As quantum hardware advances, integrating quantum processing units (QPUs) into HPC environments and managing diverse infrastructure and software stacks becomes increasingly essential. Pilot-Quantum addresses these challenges as a middleware designed to provide unified application-level management of resources and workloads across hybrid quantum-classical environments. It is built on a rigorous analysis of existing quantum middleware systems and application execution patterns. It implements the Pilot Abstraction conceptual model, originally developed for HPC, to manage resources, workloads, and tasks. It is designed for quantum applications that rely on task parallelism, including (i) hybrid algorithms, such as variational approaches, and (ii) circuit cutting systems, used to partition and execute large quantum circuits. Pilot-Quantum facilitates seamless integration of QPUs, classical CPUs, and GPUs, while supporting high-level programming frameworks like Qiskit and Pennylane. This enables users to efficiently design and execute hybrid workflows across diverse computing resources. The capabilities of Pilot-Quantum are demonstrated through mini-apps -- simplified yet representative kernels focusing on critical performance bottlenecks. We demonstrate the capabilities of Pilot-Quantum through multiple mini-apps, including different circuit executions (e.g., using IBMś Eagle QPU and simulators), circuit cutting, and quantum machine learning scenarios.

Paper Structure

This paper contains 27 sections, 8 figures, 2 tables.

Figures (8)

  • Figure 1: Quantum Software Stack: An overview of key components and layers, from quantum programming environments and hybrid runtimes to hardware resource management.
  • Figure 2: Pilot Quantum Architecture: The system core is a Pilot-Manager that orchestrates and manages resources through pilots across both classical and quantum infrastructures, such as QPUs, GPUs, and CPUs.
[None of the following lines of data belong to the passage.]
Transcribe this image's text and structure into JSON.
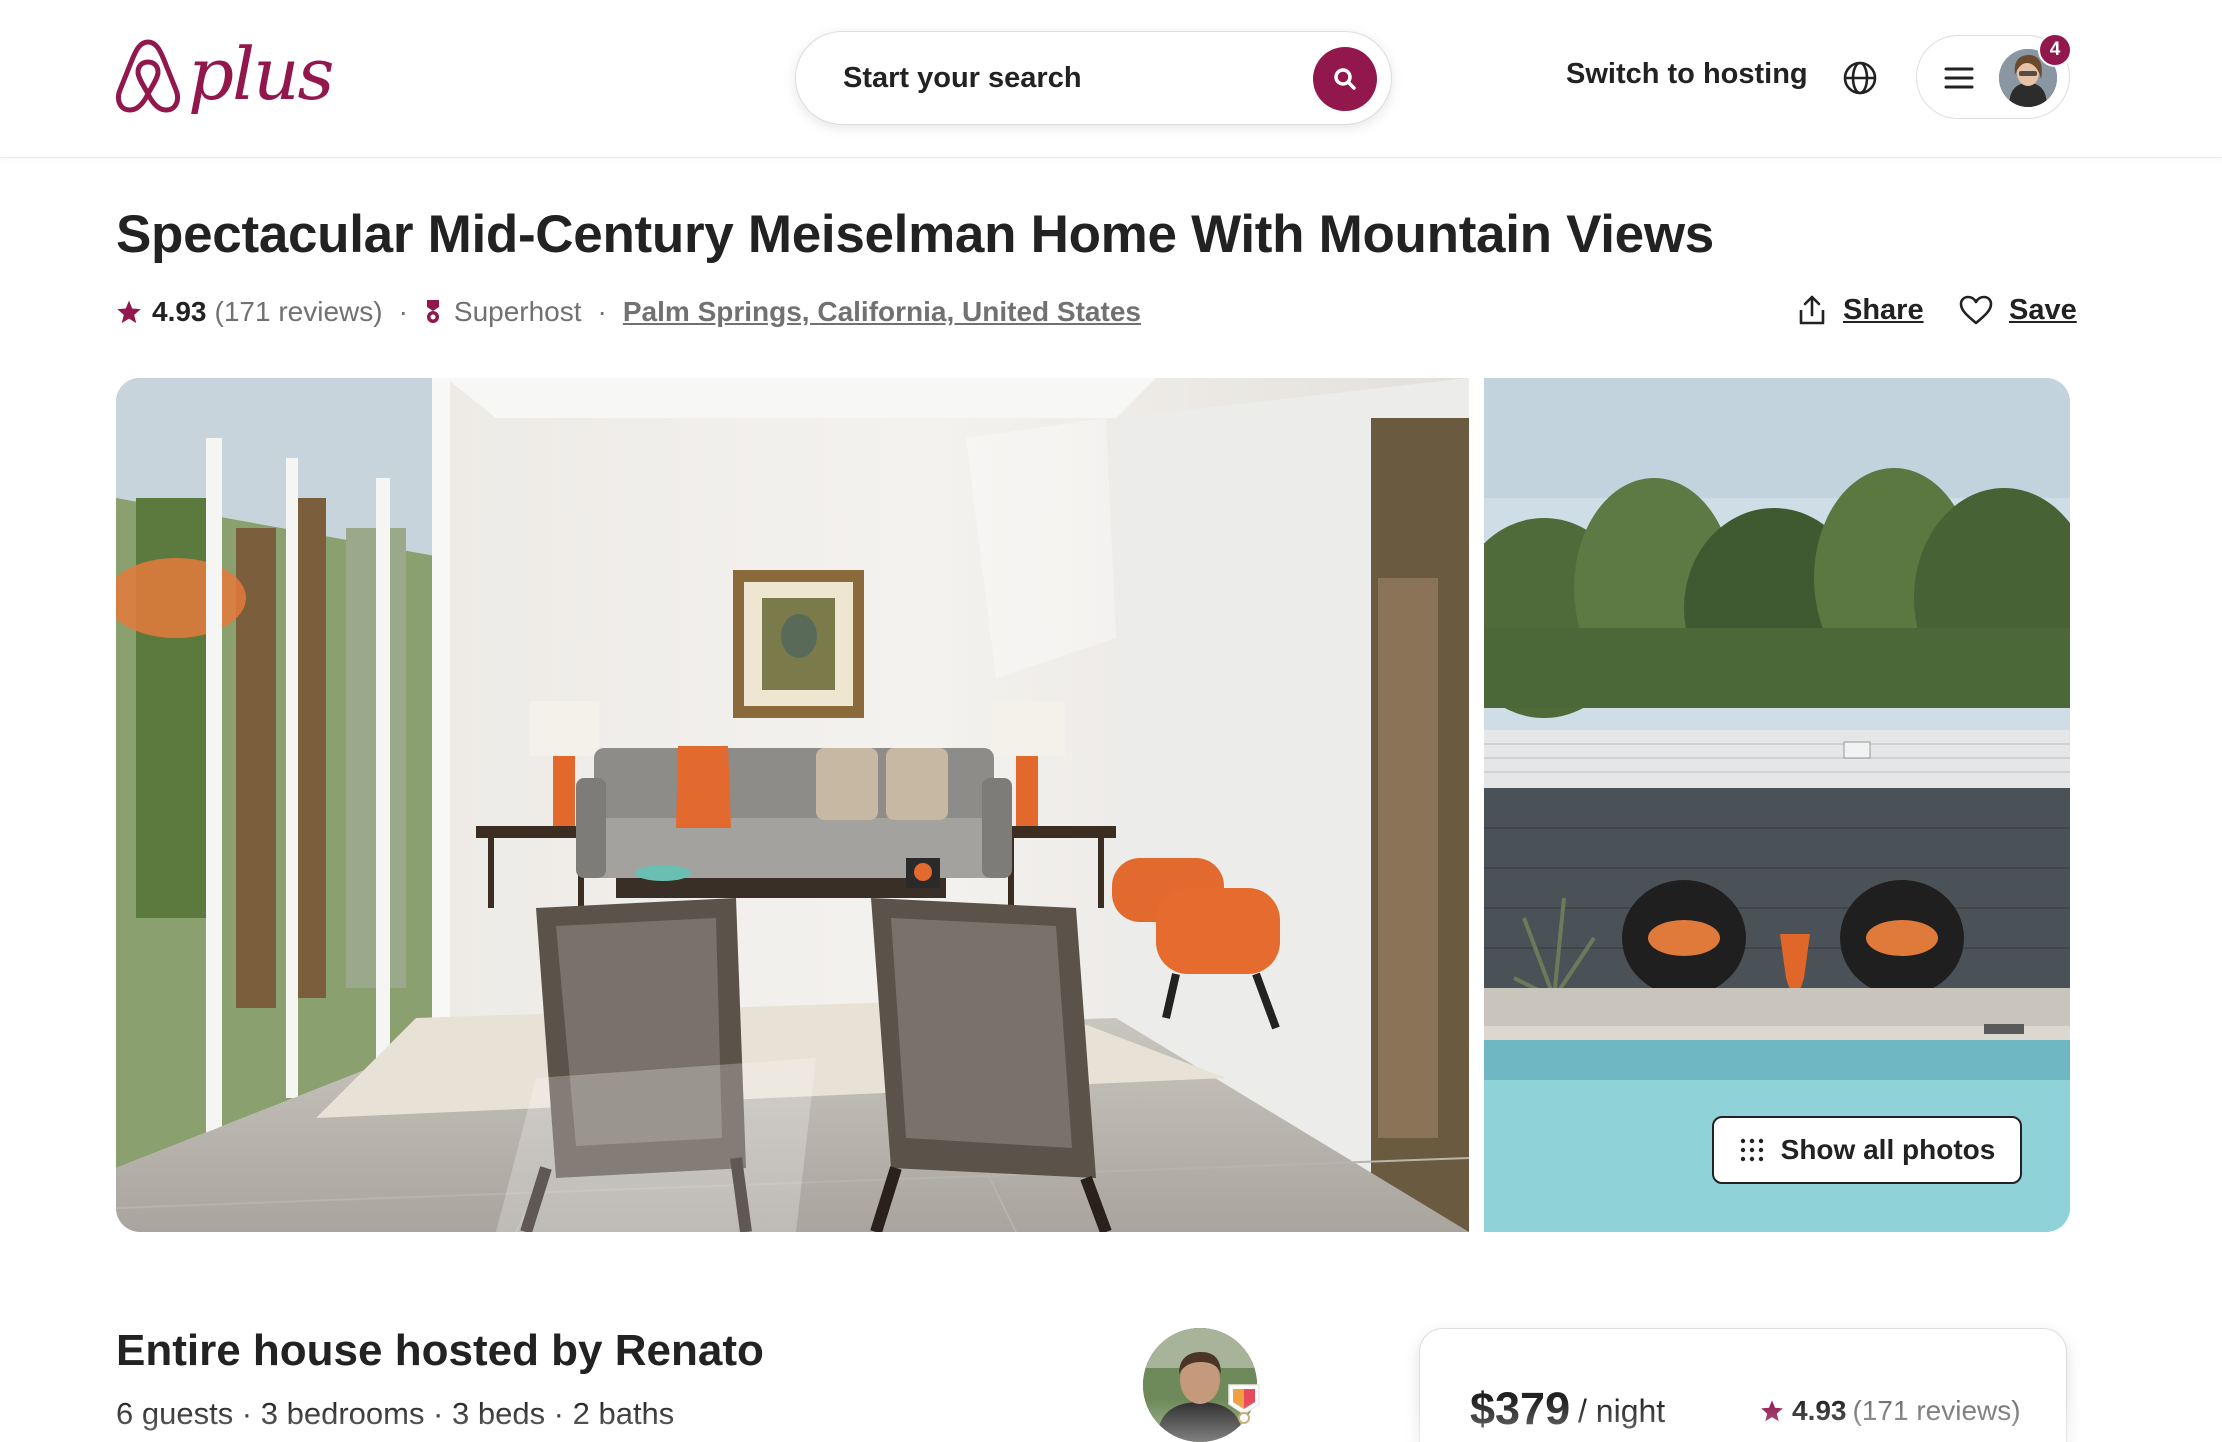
{
  "header": {
    "logo_text": "plus",
    "search_label": "Start your search",
    "switch_to_hosting": "Switch to hosting",
    "notification_count": "4"
  },
  "listing": {
    "title": "Spectacular Mid-Century Meiselman Home With Mountain Views",
    "rating": "4.93",
    "reviews": "(171 reviews)",
    "superhost": "Superhost",
    "location": "Palm Springs, California, United States",
    "separator": "·",
    "share_label": "Share",
    "save_label": "Save"
  },
  "gallery": {
    "show_all_label": "Show all photos"
  },
  "host": {
    "heading": "Entire house hosted by Renato",
    "details": "6 guests · 3 bedrooms · 3 beds · 2 baths"
  },
  "booking": {
    "price": "$379",
    "per_night": "/ night",
    "rating": "4.93",
    "reviews": "(171 reviews)"
  },
  "colors": {
    "brand": "#92174d",
    "text": "#222222",
    "muted": "#717171"
  },
  "icons": [
    "airbnb-logo-icon",
    "search-icon",
    "globe-icon",
    "hamburger-icon",
    "star-icon",
    "superhost-icon",
    "share-icon",
    "heart-icon",
    "photo-grid-icon",
    "host-badge-icon"
  ]
}
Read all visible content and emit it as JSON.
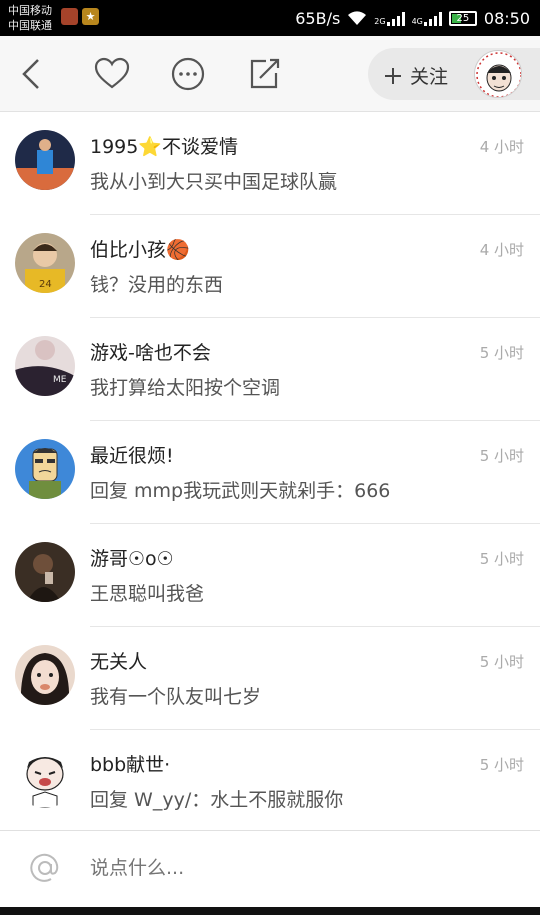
{
  "status_bar": {
    "carrier1": "中国移动",
    "carrier2": "中国联通",
    "speed": "65B/s",
    "net1": "2G",
    "net2": "4G",
    "battery": "25",
    "time": "08:50"
  },
  "header": {
    "follow_label": "关注"
  },
  "comments": [
    {
      "name": "1995⭐不谈爱情",
      "time": "4 小时",
      "message": "我从小到大只买中国足球队赢",
      "avatar_colors": [
        "#3b5a8a",
        "#d96b3d"
      ]
    },
    {
      "name": "伯比小孩🏀",
      "time": "4 小时",
      "message": "钱？没用的东西",
      "avatar_colors": [
        "#c9a86a",
        "#8a7a4e"
      ]
    },
    {
      "name": "游戏-啥也不会",
      "time": "5 小时",
      "message": "我打算给太阳按个空调",
      "avatar_colors": [
        "#e8dede",
        "#3a2a3a"
      ]
    },
    {
      "name": "最近很烦!",
      "time": "5 小时",
      "message": "回复 mmp我玩武则天就剁手：666",
      "avatar_colors": [
        "#3e88d8",
        "#f2d79a"
      ]
    },
    {
      "name": "游哥☉o☉",
      "time": "5 小时",
      "message": "王思聪叫我爸",
      "avatar_colors": [
        "#3a2e24",
        "#7a5a44"
      ]
    },
    {
      "name": "无关人",
      "time": "5 小时",
      "message": "我有一个队友叫七岁",
      "avatar_colors": [
        "#e8d8cc",
        "#2a1e1a"
      ]
    },
    {
      "name": "bbb献世·",
      "time": "5 小时",
      "message": "回复 W_yy/：水土不服就服你",
      "avatar_colors": [
        "#ffffff",
        "#222222"
      ]
    }
  ],
  "input": {
    "placeholder": "说点什么..."
  }
}
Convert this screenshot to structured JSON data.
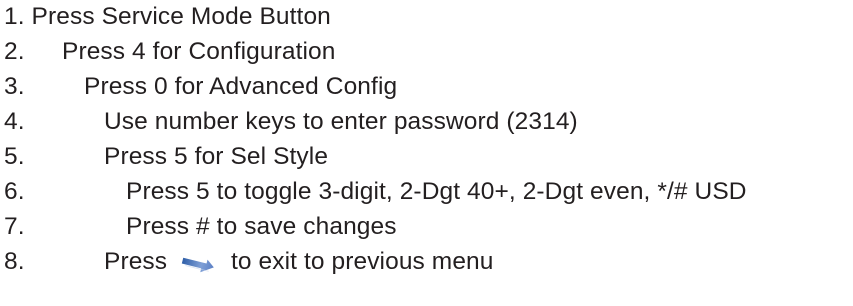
{
  "steps": [
    {
      "number": "",
      "text": "1. Press Service Mode Button"
    },
    {
      "number": "2.",
      "text": "Press 4 for Configuration"
    },
    {
      "number": "3.",
      "text": "Press 0 for Advanced Config"
    },
    {
      "number": "4.",
      "text": "Use number keys to enter password (2314)"
    },
    {
      "number": "5.",
      "text": "Press 5 for Sel Style"
    },
    {
      "number": "6.",
      "text": "Press 5 to toggle 3-digit, 2-Dgt 40+, 2-Dgt even, */# USD"
    },
    {
      "number": "7.",
      "text": "Press # to save changes"
    },
    {
      "number": "8.",
      "text_before": "Press",
      "text_after": "to exit to previous menu",
      "icon": "back-arrow-icon"
    }
  ],
  "colors": {
    "text": "#231f20",
    "icon": "#5b7fc4"
  }
}
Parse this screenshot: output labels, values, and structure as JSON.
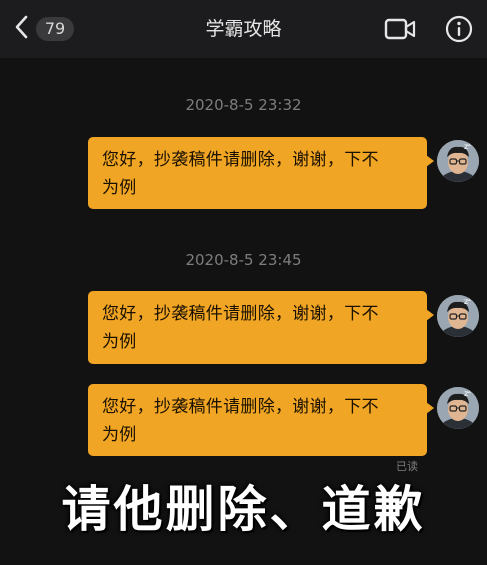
{
  "nav": {
    "back_icon": "chevron-left-icon",
    "unread_count": "79",
    "title": "学霸攻略",
    "video_icon": "video-camera-icon",
    "info_icon": "info-circle-icon"
  },
  "chat": {
    "groups": [
      {
        "timestamp": "2020-8-5 23:32",
        "messages": [
          {
            "line1": "您好，抄袭稿件请删除，谢谢，下不",
            "line2": "为例"
          }
        ]
      },
      {
        "timestamp": "2020-8-5 23:45",
        "messages": [
          {
            "line1": "您好，抄袭稿件请删除，谢谢，下不",
            "line2": "为例"
          },
          {
            "line1": "您好，抄袭稿件请删除，谢谢，下不",
            "line2": "为例"
          }
        ]
      }
    ],
    "read_label": "已读"
  },
  "caption": "请他删除、道歉",
  "colors": {
    "bubble": "#f0a524",
    "background": "#121212",
    "nav_bar": "#1c1c1e",
    "timestamp": "#7d7d7d"
  }
}
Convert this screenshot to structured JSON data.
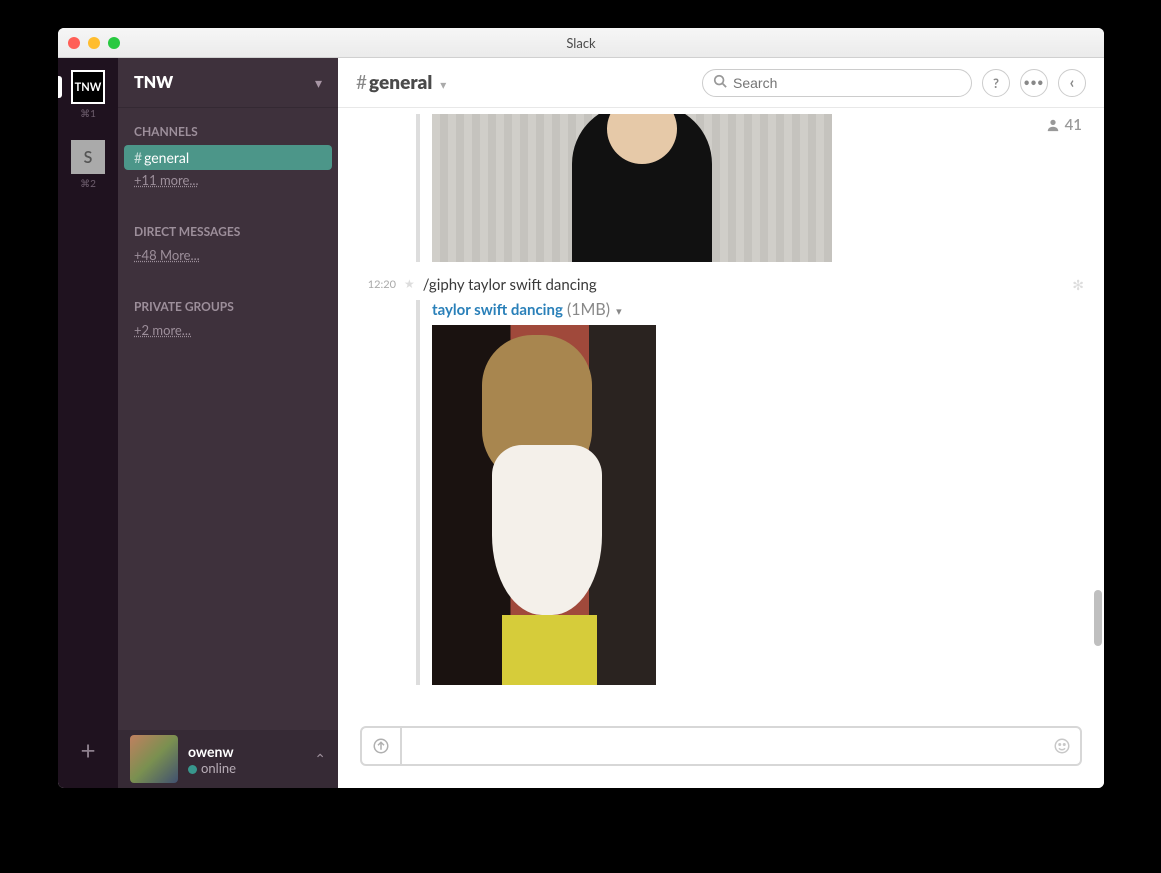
{
  "window": {
    "title": "Slack"
  },
  "rail": {
    "ws1_label": "TNW",
    "ws1_shortcut": "⌘1",
    "ws2_label": "S",
    "ws2_shortcut": "⌘2",
    "plus": "+"
  },
  "sidebar": {
    "workspace_name": "TNW",
    "sections": {
      "channels_label": "CHANNELS",
      "channels": [
        {
          "name": "general",
          "active": true
        }
      ],
      "channels_more": "+11 more...",
      "dm_label": "DIRECT MESSAGES",
      "dm_more": "+48 More...",
      "pg_label": "PRIVATE GROUPS",
      "pg_more": "+2 more..."
    },
    "user": {
      "name": "owenw",
      "status": "online"
    }
  },
  "header": {
    "channel_prefix": "#",
    "channel_name": "general",
    "search_placeholder": "Search",
    "help": "?",
    "more": "•••",
    "collapse": "‹",
    "member_count": "41"
  },
  "messages": [
    {
      "time": "12:20",
      "text": "/giphy taylor swift dancing",
      "attachment": {
        "title": "taylor swift dancing",
        "size": "(1MB)"
      }
    }
  ],
  "composer": {
    "placeholder": ""
  }
}
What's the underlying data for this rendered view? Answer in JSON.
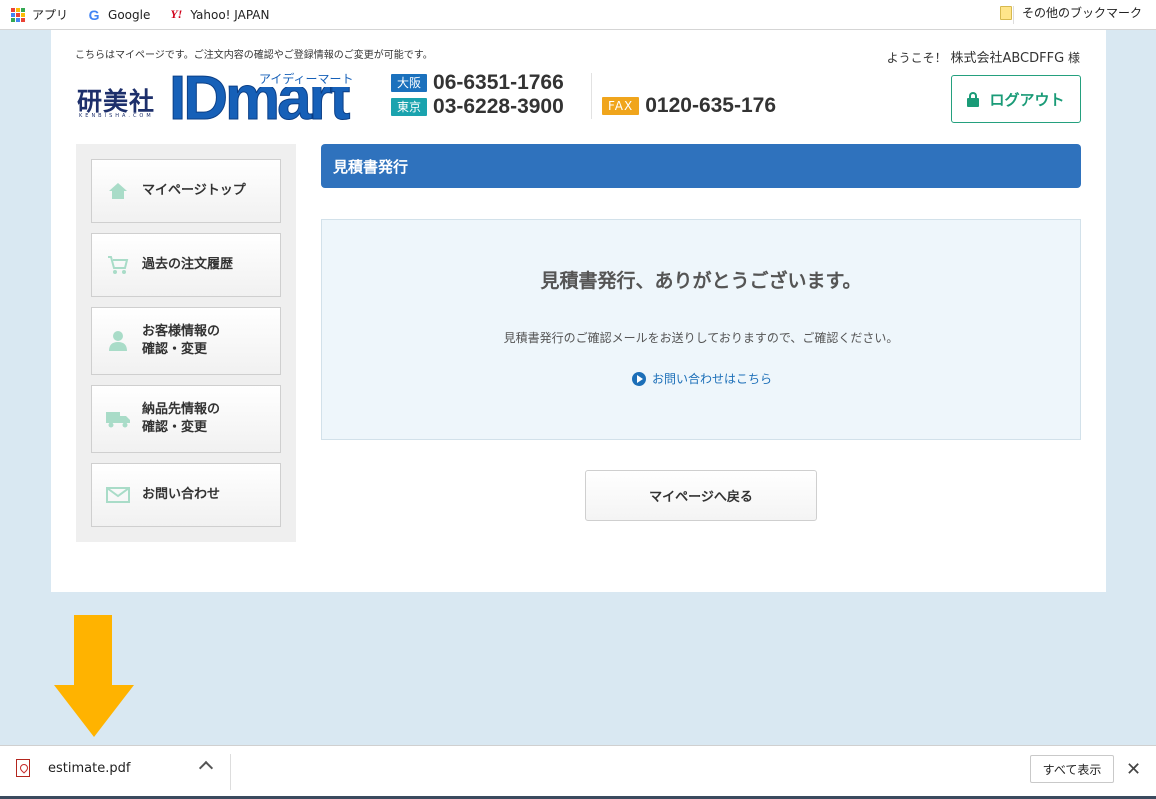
{
  "bookmarks": {
    "apps_label": "アプリ",
    "google_label": "Google",
    "yahoo_label": "Yahoo! JAPAN",
    "other_label": "その他のブックマーク"
  },
  "header": {
    "note": "こちらはマイページです。ご注文内容の確認やご登録情報のご変更が可能です。",
    "welcome_prefix": "ようこそ！",
    "user_name": "株式会社ABCDFFG",
    "welcome_suffix": "様",
    "logo": {
      "kanji": "研美社",
      "kanji_sub": "KENBISHA.COM",
      "brand": "IDmart",
      "kana": "アイディーマート"
    },
    "phones": {
      "osaka_tag": "大阪",
      "osaka_number": "06-6351-1766",
      "tokyo_tag": "東京",
      "tokyo_number": "03-6228-3900",
      "fax_tag": "FAX",
      "fax_number": "0120-635-176"
    },
    "logout_label": "ログアウト"
  },
  "sidebar": {
    "items": [
      {
        "label": "マイページトップ",
        "icon": "home-icon"
      },
      {
        "label": "過去の注文履歴",
        "icon": "cart-icon"
      },
      {
        "label1": "お客様情報の",
        "label2": "確認・変更",
        "icon": "user-icon"
      },
      {
        "label1": "納品先情報の",
        "label2": "確認・変更",
        "icon": "truck-icon"
      },
      {
        "label": "お問い合わせ",
        "icon": "mail-icon"
      }
    ]
  },
  "main": {
    "title": "見積書発行",
    "thanks_heading": "見積書発行、ありがとうございます。",
    "thanks_text": "見積書発行のご確認メールをお送りしておりますので、ご確認ください。",
    "inquiry_link": "お問い合わせはこちら",
    "back_button": "マイページへ戻る"
  },
  "downloads": {
    "file_name": "estimate.pdf",
    "show_all": "すべて表示",
    "close": "✕"
  },
  "colors": {
    "accent_blue": "#2f72bd",
    "logout_green": "#1a9b77",
    "arrow_orange": "#ffb300"
  }
}
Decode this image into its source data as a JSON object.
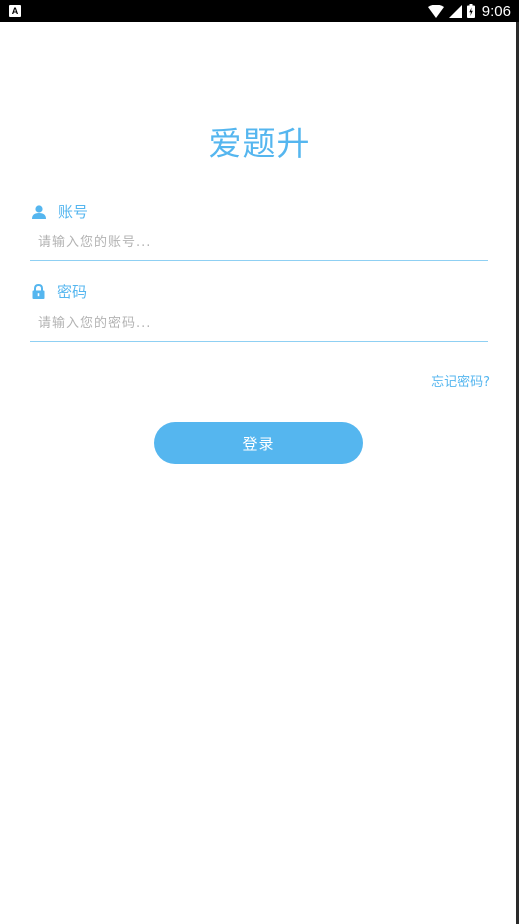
{
  "status_bar": {
    "notification_icon": "A",
    "time": "9:06",
    "icons": [
      "wifi-icon",
      "signal-icon",
      "battery-icon"
    ]
  },
  "app": {
    "title": "爱题升",
    "accent_color": "#55b6ef"
  },
  "account": {
    "icon": "user-icon",
    "label": "账号",
    "value": "",
    "placeholder": "请输入您的账号..."
  },
  "password": {
    "icon": "lock-icon",
    "label": "密码",
    "value": "",
    "placeholder": "请输入您的密码..."
  },
  "forgot_password": "忘记密码?",
  "login_button": "登录"
}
Pilots are responsible for reserving resources and managing task execution.
  • Figure 3: Circuit Execution on IonQ, IBM Eagle and Qiskit Aer (CPU and GPU): Comparing the execution times for 1,024 random quantum circuits (2 to 28 qubits) on IonQ Quantum Cloud and Qiskit's Aer simulators (CPU and GPU) using Pilot-Quantum (Ray) on one Perlmutter node. We only executed eight random circuits for each qubit configuration for IBM Eagle and scaled their mean execution time to be comparable with the 1,024-circuit experiments. IonQ required 4,260 seconds for 28 qubits, while Aer (CPU) took 470 seconds, and Aer (GPU) completed it in just 49 seconds. The scaled execution time of the IBM Eagle QPU is 199 seconds.
  • Figure 4: PennyLane lightning.gpu Distributed State Vector Simulations: Computing the expectation value of a 2-layer strongly entangling layered (SEL) circuit with and without gradient calculation using PennyLane's lightning.gpu device on 256 A100 40 GB GPUs on Perlmutter.
  • Figure 5: Qiskit Circuit Cutting technique with Pilot-Quantum: Illustrates performance of circuit cutting for a 34 qubit circuit using 2 cuts/72 subexperiments, 4 cuts/2100 subexperiments, and full circuit simulation using Pilot-Quantum/Ray on Perlmutter 4x A100 80 GB GPUs nodes and Qiskit's AerSimulator (with CUDA/MPI support). For circuit cutting, we use one GPU per subexperiment. For full circuit simulation, we use 4 GPUs/node and distributed state vector simulation.